While popular culture has labeled what’s thought to be alien spacecraft as Unidentified Flying Objects (UFOs), the Pentagon recently created the All-domain Anomaly Resolution Office (AARO) which has taken on the role of legitimately tracking encounters with what it terms Unexplained Anomalous Phenomena (UAP).
“What we have done is reduce the most typically reported UAP characteristics to these fields, mostly around 1 to 4 meters wide,” said Sean M. Kirkpatrick, director of AARO, who appeared in front of a subcommittee of the Senate Armed Services Committee, describing how UAPs mostly appear. “Silver. Translucent. Metallic. 10,000 to 30,000 feet [in the air] with apparent velocities from the stationary to mach to no thermal exhausts usually detected.”
The statement is particularly notable because previously publicized military UAP sightings have come from manned aircraft. This is the first public instance of a military drone spotting a UAP.

Kirkpatrick was tight-lipped as to the origins of the aircraft, but acknowledged the almost inhuman levels of speed and design. But he was clear that UAP sightings have a wide range of potential explanations.
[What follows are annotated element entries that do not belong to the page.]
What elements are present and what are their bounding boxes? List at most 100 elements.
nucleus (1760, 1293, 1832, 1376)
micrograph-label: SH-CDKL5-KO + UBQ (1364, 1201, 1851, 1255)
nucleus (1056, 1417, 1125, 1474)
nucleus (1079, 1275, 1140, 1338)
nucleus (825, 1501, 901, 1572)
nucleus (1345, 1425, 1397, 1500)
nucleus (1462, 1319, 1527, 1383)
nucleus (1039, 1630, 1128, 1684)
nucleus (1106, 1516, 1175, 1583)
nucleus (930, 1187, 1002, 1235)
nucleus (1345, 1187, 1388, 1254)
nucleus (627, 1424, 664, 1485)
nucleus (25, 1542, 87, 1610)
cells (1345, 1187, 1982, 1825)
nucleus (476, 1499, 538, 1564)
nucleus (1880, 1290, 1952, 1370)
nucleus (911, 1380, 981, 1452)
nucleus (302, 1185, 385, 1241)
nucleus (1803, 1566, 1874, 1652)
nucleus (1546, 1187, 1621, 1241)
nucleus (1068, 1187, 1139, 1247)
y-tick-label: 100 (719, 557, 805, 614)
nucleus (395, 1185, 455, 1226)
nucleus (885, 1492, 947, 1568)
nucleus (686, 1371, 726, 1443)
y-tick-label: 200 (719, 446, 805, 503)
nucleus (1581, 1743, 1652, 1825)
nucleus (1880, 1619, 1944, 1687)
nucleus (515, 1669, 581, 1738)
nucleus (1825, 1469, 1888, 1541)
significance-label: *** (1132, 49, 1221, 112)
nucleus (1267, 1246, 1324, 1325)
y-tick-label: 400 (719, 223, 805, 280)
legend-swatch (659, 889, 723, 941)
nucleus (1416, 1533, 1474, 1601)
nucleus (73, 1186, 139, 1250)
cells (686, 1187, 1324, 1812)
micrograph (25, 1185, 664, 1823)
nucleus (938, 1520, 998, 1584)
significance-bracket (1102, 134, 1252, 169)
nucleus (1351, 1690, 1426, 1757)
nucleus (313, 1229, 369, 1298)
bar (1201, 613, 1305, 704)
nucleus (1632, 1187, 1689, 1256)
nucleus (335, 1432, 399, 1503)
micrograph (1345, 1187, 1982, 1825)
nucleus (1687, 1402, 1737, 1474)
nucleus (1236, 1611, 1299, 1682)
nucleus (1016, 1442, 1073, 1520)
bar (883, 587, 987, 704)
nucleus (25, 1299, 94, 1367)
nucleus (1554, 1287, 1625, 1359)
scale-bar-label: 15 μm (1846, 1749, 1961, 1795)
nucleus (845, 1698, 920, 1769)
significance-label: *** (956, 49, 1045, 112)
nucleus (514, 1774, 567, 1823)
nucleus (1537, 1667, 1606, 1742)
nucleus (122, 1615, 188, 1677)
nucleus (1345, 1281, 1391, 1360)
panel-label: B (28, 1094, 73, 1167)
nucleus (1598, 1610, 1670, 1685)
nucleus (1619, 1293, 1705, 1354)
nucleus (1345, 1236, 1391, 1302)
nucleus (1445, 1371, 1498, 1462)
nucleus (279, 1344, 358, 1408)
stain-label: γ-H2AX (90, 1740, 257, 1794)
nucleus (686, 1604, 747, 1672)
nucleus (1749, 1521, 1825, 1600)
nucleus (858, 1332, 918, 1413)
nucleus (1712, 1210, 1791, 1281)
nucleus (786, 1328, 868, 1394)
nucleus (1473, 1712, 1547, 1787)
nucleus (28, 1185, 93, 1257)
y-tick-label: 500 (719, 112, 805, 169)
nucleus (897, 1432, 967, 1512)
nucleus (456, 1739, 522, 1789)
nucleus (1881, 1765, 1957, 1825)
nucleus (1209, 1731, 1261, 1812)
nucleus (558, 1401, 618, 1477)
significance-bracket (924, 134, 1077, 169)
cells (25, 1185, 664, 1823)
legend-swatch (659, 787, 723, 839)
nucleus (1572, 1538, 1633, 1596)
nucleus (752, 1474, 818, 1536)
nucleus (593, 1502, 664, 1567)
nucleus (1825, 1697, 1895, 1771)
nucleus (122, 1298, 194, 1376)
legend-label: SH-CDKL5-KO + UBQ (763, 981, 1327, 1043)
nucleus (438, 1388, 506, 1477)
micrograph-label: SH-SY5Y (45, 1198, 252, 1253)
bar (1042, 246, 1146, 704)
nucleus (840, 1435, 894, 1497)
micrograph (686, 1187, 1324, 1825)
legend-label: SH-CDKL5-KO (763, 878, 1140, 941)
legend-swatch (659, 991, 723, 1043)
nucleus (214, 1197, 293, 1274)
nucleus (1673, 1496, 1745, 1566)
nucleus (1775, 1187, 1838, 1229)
“That range spans adversary breakthrough technology on one hand, known objects and phenomena in the middle, all the way to the extreme theories of extraterrestrials.”
The Reaper episode he described occurred in 2022 somewhere in the Middle East and was accompanied by a video showing what appears to be a bright, shimmering silver orb following an aircraft that he described as a “spherical UAP.”